Background: Frailty and cardiovascular disease (CVD) share common pathophysiology in their progression. Declines in bone health often occur concomitantly with frailty and CVD. Therefore, analytes of bone metabolism may be useful biomarkers of pre-frailty and CVD risk. The aim of this study was to identify the effects of pre-frailty and CVD risk on the systemic concentrations of bone metabolism and inflammatory analytes in middle-aged and older females.
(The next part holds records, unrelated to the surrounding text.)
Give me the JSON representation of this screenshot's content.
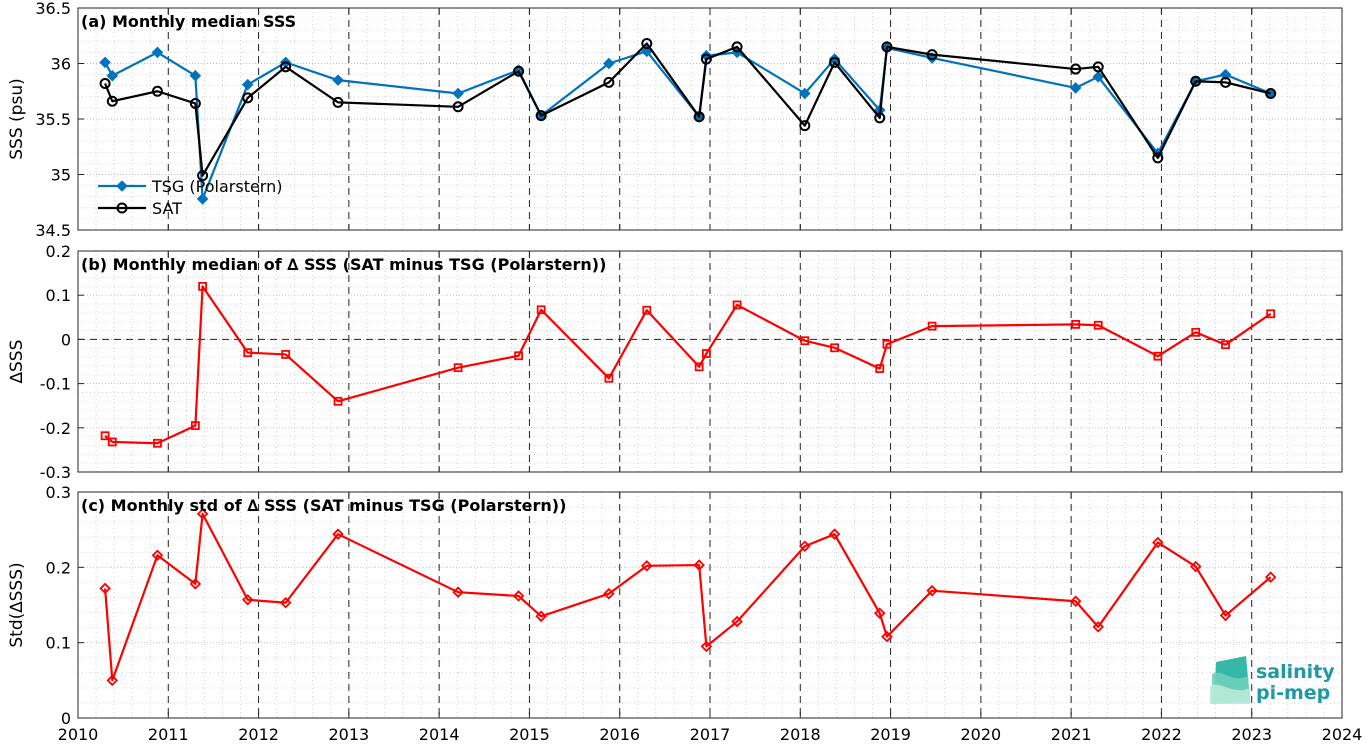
{
  "logo": {
    "line1": "salinity",
    "line2": "pi-mep"
  },
  "x_axis": {
    "range": [
      2010,
      2024
    ],
    "ticks": [
      2010,
      2011,
      2012,
      2013,
      2014,
      2015,
      2016,
      2017,
      2018,
      2019,
      2020,
      2021,
      2022,
      2023,
      2024
    ],
    "tick_labels": [
      "2010",
      "2011",
      "2012",
      "2013",
      "2014",
      "2015",
      "2016",
      "2017",
      "2018",
      "2019",
      "2020",
      "2021",
      "2022",
      "2023",
      "2024"
    ],
    "dashed_year_lines": true
  },
  "chart_data": [
    {
      "type": "line",
      "title": "(a) Monthly median SSS",
      "ylabel": "SSS (psu)",
      "ylim": [
        34.5,
        36.5
      ],
      "yticks": [
        34.5,
        35,
        35.5,
        36,
        36.5
      ],
      "ytick_labels": [
        "34.5",
        "35",
        "35.5",
        "36",
        "36.5"
      ],
      "grid": true,
      "legend_position": "bottom-left",
      "series": [
        {
          "name": "TSG (Polarstern)",
          "color": "#0072bd",
          "marker": "diamond",
          "x": [
            2010.3,
            2010.38,
            2010.88,
            2011.3,
            2011.38,
            2011.88,
            2012.3,
            2012.88,
            2014.21,
            2014.88,
            2015.13,
            2015.88,
            2016.3,
            2016.88,
            2016.96,
            2017.3,
            2018.05,
            2018.38,
            2018.88,
            2018.96,
            2019.46,
            2021.05,
            2021.3,
            2021.96,
            2022.38,
            2022.71,
            2023.21
          ],
          "y": [
            36.01,
            35.89,
            36.1,
            35.89,
            34.78,
            35.81,
            36.01,
            35.85,
            35.73,
            35.94,
            35.53,
            36.0,
            36.11,
            35.52,
            36.07,
            36.1,
            35.73,
            36.04,
            35.58,
            36.14,
            36.05,
            35.78,
            35.88,
            35.19,
            35.84,
            35.9,
            35.73
          ]
        },
        {
          "name": "SAT",
          "color": "#000000",
          "marker": "circle",
          "x": [
            2010.3,
            2010.38,
            2010.88,
            2011.3,
            2011.38,
            2011.88,
            2012.3,
            2012.88,
            2014.21,
            2014.88,
            2015.13,
            2015.88,
            2016.3,
            2016.88,
            2016.96,
            2017.3,
            2018.05,
            2018.38,
            2018.88,
            2018.96,
            2019.46,
            2021.05,
            2021.3,
            2021.96,
            2022.38,
            2022.71,
            2023.21
          ],
          "y": [
            35.82,
            35.66,
            35.75,
            35.64,
            34.99,
            35.69,
            35.97,
            35.65,
            35.61,
            35.93,
            35.53,
            35.83,
            36.18,
            35.52,
            36.04,
            36.15,
            35.44,
            36.01,
            35.51,
            36.15,
            36.08,
            35.95,
            35.97,
            35.15,
            35.84,
            35.83,
            35.73
          ]
        }
      ]
    },
    {
      "type": "line",
      "title": "(b) Monthly median of ∆ SSS (SAT minus TSG (Polarstern))",
      "ylabel": "∆SSS",
      "ylim": [
        -0.3,
        0.2
      ],
      "yticks": [
        -0.3,
        -0.2,
        -0.1,
        0,
        0.1,
        0.2
      ],
      "ytick_labels": [
        "-0.3",
        "-0.2",
        "-0.1",
        "0",
        "0.1",
        "0.2"
      ],
      "grid": true,
      "zero_line": true,
      "series": [
        {
          "color": "#ff0000",
          "marker": "square",
          "x": [
            2010.3,
            2010.38,
            2010.88,
            2011.3,
            2011.38,
            2011.88,
            2012.3,
            2012.88,
            2014.21,
            2014.88,
            2015.13,
            2015.88,
            2016.3,
            2016.88,
            2016.96,
            2017.3,
            2018.05,
            2018.38,
            2018.88,
            2018.96,
            2019.46,
            2021.05,
            2021.3,
            2021.96,
            2022.38,
            2022.71,
            2023.21
          ],
          "y": [
            -0.218,
            -0.232,
            -0.235,
            -0.195,
            0.12,
            -0.03,
            -0.034,
            -0.14,
            -0.064,
            -0.037,
            0.067,
            -0.088,
            0.066,
            -0.062,
            -0.032,
            0.078,
            -0.003,
            -0.019,
            -0.066,
            -0.011,
            0.03,
            0.034,
            0.032,
            -0.038,
            0.016,
            -0.012,
            0.058
          ]
        }
      ]
    },
    {
      "type": "line",
      "title": "(c) Monthly std of ∆ SSS (SAT minus TSG (Polarstern))",
      "ylabel": "Std(∆SSS)",
      "ylim": [
        0,
        0.3
      ],
      "yticks": [
        0,
        0.1,
        0.2,
        0.3
      ],
      "ytick_labels": [
        "0",
        "0.1",
        "0.2",
        "0.3"
      ],
      "grid": true,
      "series": [
        {
          "color": "#ff0000",
          "marker": "diamond",
          "x": [
            2010.3,
            2010.38,
            2010.88,
            2011.3,
            2011.38,
            2011.88,
            2012.3,
            2012.88,
            2014.21,
            2014.88,
            2015.13,
            2015.88,
            2016.3,
            2016.88,
            2016.96,
            2017.3,
            2018.05,
            2018.38,
            2018.88,
            2018.96,
            2019.46,
            2021.05,
            2021.3,
            2021.96,
            2022.38,
            2022.71,
            2023.21
          ],
          "y": [
            0.172,
            0.05,
            0.216,
            0.178,
            0.271,
            0.157,
            0.153,
            0.244,
            0.167,
            0.162,
            0.135,
            0.165,
            0.202,
            0.203,
            0.095,
            0.128,
            0.228,
            0.244,
            0.139,
            0.108,
            0.169,
            0.155,
            0.121,
            0.233,
            0.201,
            0.136,
            0.187
          ]
        }
      ]
    }
  ]
}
Method: This case-control study is a secondary analysis of data from 1030 females with no self-reported history of CVD. Frailty was measured using the Fried Criteria, and females were stratified into low and elevated CVD risk using the Framingham risk score. Greedy matching with pre-frailty as the exposure variable identified 26 matched pairs in the low and elevated CVD risk groups for a total of 104 females. Factorial ANOVA compared differences in the log transformed concentrations of 15 bone metabolism analytes based on pre-frailty status, CVD risk, and the interaction. Results: Differences in the systemic concentrations of IL-6 (5.25 ± 14.30 vs 1.35 ± 1.74 pg/mL, p = 0.001), TNFα (1.41 ± 1.83 vs 0.89 ± 0.40 pg/mL, p = 0.06), and leptin (12628.48 ± 10472.90 vs 7562.96 ± 4972.25 pg/mL, p = 0.023) were found in elevated CVD risk status compared to low. No differences in the concentrations of bone metabolism analytes were found based on pre-frailty status, nor were any interaction effects. Conclusion: Differences were found in the concentrations of cytokines involved in bone metabolism based on CVD risk; however, no differences were found based on pre-frailty status. IL-6, TNFα, and leptin may act as biomarkers of CVD risk, but this study does not support the use of the examined analytes involved in bone metabolism as biomarkers of pre-frailty.